Dünya ve ölüm ise, diyalektik bir bakış açısı ile incelenirse şiirde yerine oturtulabilir. Bunu şiirin genelde yapmanın yanı sıra özel olarak şiirin altıncı bölümde uygulamak başka yollara kapı açıyor. Hesaplaşma ve sorgulama yeniden beliriyor şiirde. “peki hanginiz vidalayacak beni bu dünyaya / bu ölüme bu matematiğe?” dizelerinde “bu” sözcüğünden sonra gelen sözcüklerin tümü bir alt dizede olabilirdi ama “bu dünya” kısmı ölümden uzakta hatta baktığımızda tam ters bir açıda (birisi dize sonunda diğeri bir başka dize başında) yer almaktadır. Onların uzaklaşması ölüm ve dünya ile yapılan bu oyun tıpkı eskiçağ filozoflarından Epikuros “yaşıyorsak ölüm yok, ölüysek yaşam...” sözüne benziyor.

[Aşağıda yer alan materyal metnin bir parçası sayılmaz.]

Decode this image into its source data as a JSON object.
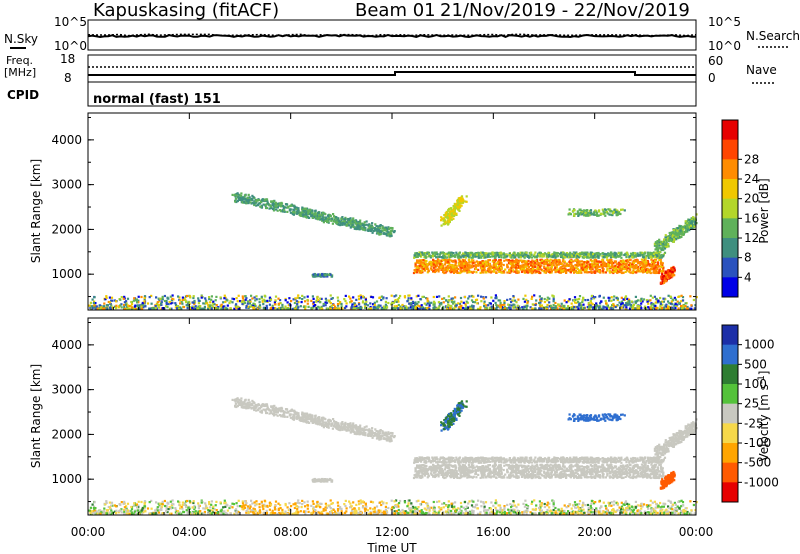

Çocuk ve çiçek bağı şiirin beşinci bölümünde kuruluyor. Yeni açmış bir çiçek olan çocuk “solmuş çiçeklerin altında” yaşayamıyor.
6/
Enis Akın, şiirinin deneyci yanının eleştirilebilecek en önemli yeri ise, “deneyi bile elinde kağıt kalemle hesap yaparak yapması”dır. Şiirin başlığına baktığımızda başlıkta bir sözdizimsel bir sapma görüyoruz. Bunu pervasızca değil de hesap ederek yapıyor şair. Çünkü amacı dikkati “on ders”e ve “ölüm”e çekmek! Vurguyu “ölüm”e ve dikkati “on ders”e çekiyor. Şiirin içinde yoğun matematik uğraşı da bunu gösteriyor. Deneyi kontrol altına alıyor. Şiirin dokuzuncu bölümüne bakarsak “sen beni iste-/miyordun” dizeleri kırınım biçiminden deneysel bir yan olarak görülebilir. Yanılsamaya, gerçeğe gidile yolda uğranır. Gerçeğe giden pek çok yolun tuzakları vardır ve bu yolda gerçek yerine yanılsamaya gidilir. Pek çok yanılsama ise insanı mutlu edebilir! Bunu fark eden şair, gerçeği yani babasının onu istemediğini öğreniyor ama kendini tatmin etmek için “sen beni iste” diyor. Dileği var ve gerçek onun istediği gibi değil. O da bir yanılsama ile mutlu olmaya çalışıyor.
Şiirin bu bölümündeki “
Şiirin deneyci yanına örnek olarak da bir başka sözcük gösterilebilir. “oğluyla vedalaştırılmamış bir adam mı ölür / yoksa bir “ulan tonton yanak” efsanesi mi aniden” dizesindeki biçim, ilginç bir deney biçimidir. Bu dizelerdeki şiirsel olanakları yalnızca sözdizimsel sapma olarak açıklamak buradaki ince oyuna hakaret olacaktır. “aniden” sözcüğünü, dördüncü bölümde yer alan bu dizelerden ilkini okuduktan sonra koyarak dizenin geri kalanını okumak bu oyunun yalnızca sözdizimsel sapma ile sınırlı kalmadığının göstergesidir.
7/
Dünya ile ilgili sorgusu ölüm üzerinden yürütülebilir ve tabii ki ölüme haykırışları da dünya üzerinden! “ölüm oyunu bıraktı” dizesi sanırım savıma en iyi örnektir. Dünyaya ait bir olgu olarak “oyun”, ölümün bir niteliği olarak ele alınmıştır. “Ölümün kötü şakası” gibi sıradan deyişlere gidilmemiş ve yenilik sağlanmıştır. Bu da sanırım “dünyaya yenilmenin vahşi tadı”nın acı bir parçasıdır.
8/
Baba, ölüm ve hayat ekseninde yapılan bu hesaplaşmanın en önemli ayağıdır. Babanın eksikliği kendinden de bir şey götürmüştür şairin. “ben bugün babamdan öldüm” dizesi ise bu eksikliğin hayata nasıl yansıdığının bir göstergesidir. Onun “baba”sı Slovaj Žižek’in “babanın adı” kavramındaki babadır. Gerçek babaya daha yakındır ama ne gerçek ne de simgesel bir babadır. Enis Akın her ne kadar otorite olmayı ve iktidarı sevse de baba bir otorite olarak değil tam tersine anti-otorite olabilecek bir biçimde konumlandırılmıştır şiirde. Onun “şiirdeki baba”sı gerçeğe hapis olmuştur, bir imge olarak anlamlar yaratmak için değil gerçekliği konumlandırmak, gerçeklikle hesaplaşmak için vardır.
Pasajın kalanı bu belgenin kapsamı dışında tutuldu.